Across the UK, colonies are currently deciding whether to stay put or strike out for new accommodation. Queens are laying heavily, scout bees are locating early pollen and nectar flows, and—believe it or not—many colonies are already sizing up potential new homes. You’ll see play cups appearing first (essentially “practice” queen cups), followed by true queen cells. Once those are built, the colony begins producing royal jelly to raise new queens. It’s the colony’s own selection process for succession.
So how do you populate your HIIVE? Broadly, you have two routes:
1. Allow nature to do the work (with a little encouragement)
2. Step in and populate the HIIVE manually
Let’s focus on the natural method, because it’s the most aligned with the HIIVE’s design philosophy and often the most successful for long‑term colony resilience.
Attracting a swarm is remarkably straightforward. A light spray of lemongrass oil and bee‑attractant pheromone inside the HIIVE cavity and around the entrance mimics the scent profile of a desirable nest site. Reapply every 7–10 days until a colony arrives. When you purchase three or more HIIVEs, BIOM provides the attractant tools you need to draw in scout bees. Once scouts approve the site, they return to their parent colony and perform the famous waggle dance—effectively advertising your HIIVE as prime real estate.
From the bees’ perspective, the cavity smells right, feels right, and offers everything they need: warmth, dryness, space, and natural scaffolding for comb building.
Your investment only begins to take shape once a colony has moved in. Swarm season in most of the UK runs from April through June, and the earlier your HIIVE is populated, the more daylight hours the bees have to build comb, raise brood, and establish themselves.

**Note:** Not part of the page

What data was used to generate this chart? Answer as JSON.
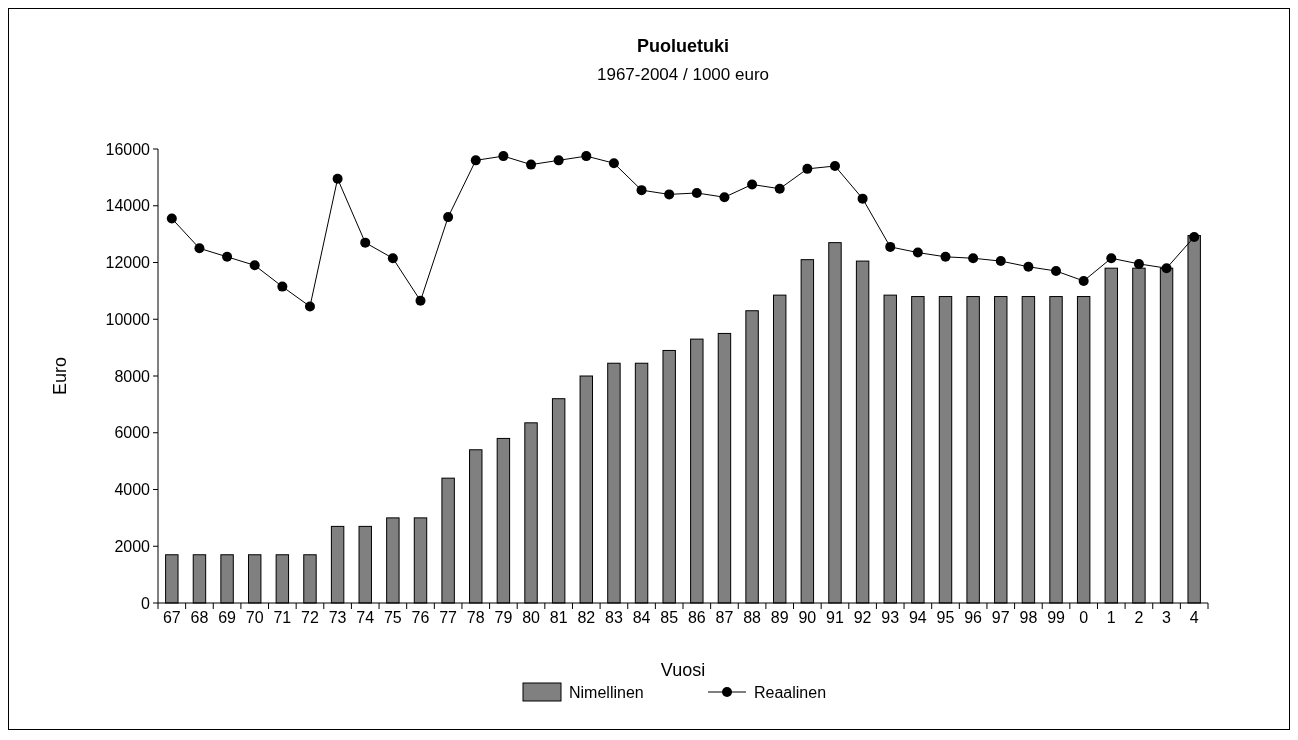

2026 is your establishment year. The colony’s priority will be building enough honeycomb to support brood rearing and to lay down sufficient stores for winter.
2027 is your first potential harvest year. Yields will vary depending on your local forage—OSR, clover leys, hedgerow species, wildflower margins, and orchard crops all influence outcomes.
2028 is where your ROI becomes tangible. Once the colony is mature and comb infrastructure is complete, honeycomb production becomes far more consistent.
As with all farming enterprises, weather plays a decisive role. But unlike many other diversification ventures, honeybees thrive when given the freedom to operate on their own biological rhythms. The less you interfere, the more robust and productive the colony becomes.